Revenue from operations climbed a steady 4.3 per cent, reaching Rs 10,209.33 crore compared to Rs 9,786.44 crore the previous year. When you sprinkle in other income, which rose 8.9 per cent to Rs 949.36 crore, the total income for the media behemoth hit a healthy Rs 11,158.69 crore.
While the income grew at a modest pace, the bottom line tells a far more dramatic story. The real headline is the 53 per cent surge in annual profit. How did they pull off such a feat? While Profit Before Tax (PBT) saw a gentle nudge upward of 2.7 per cent to Rs 1,610.00 crore, it was a vanishing act by the taxman that really did the trick.
Total tax expenses plummeted by 32.4 per cent, dropping from Rs 468.76 crore down to Rs 316.97 crore. This was largely thanks to a swing in deferred tax, moving from an expense of Rs 156.02 crore in FY24 to a benefit of Rs 39.44 crore this year.

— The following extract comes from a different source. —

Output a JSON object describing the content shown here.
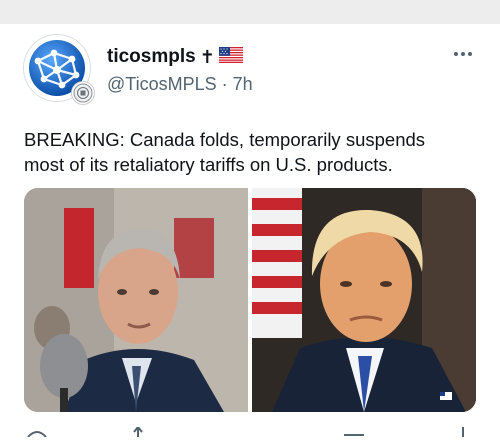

Total income rose from Rs 10,658.55 crore in FY24 to Rs 11,158.69 crore in FY25, marking a 4.7 per cent increase. Total expenses grew at a slower pace, up 3.0 per cent from Rs 9,306.06 crore to Rs 9,581.45 crore. Profit before tax inched up 2.7 per cent, moving from Rs 1,567.02 crore to Rs 1,610.00 crore. However, the standout figure was net profit, which jumped sharply by 53.0 per cent, climbing from Rs 1,042.03 crore in FY24 to Rs 1,594.73 crore in FY25.
Despite the rising costs of doing business across the globe, BCCL kept a tight grip on the purse strings. Total expenses rose by just 3.0 per cent to Rs 9,581.45 crore. By keeping costs lower than the rate of income growth, the company ensured that the final figure, a net profit of Rs 1,594.73 crore, was nothing short of a front-page sensation.
In a world of shifting digital tides, it seems the BCCL ship is not just steady, but sailing into significantly wealthier waters.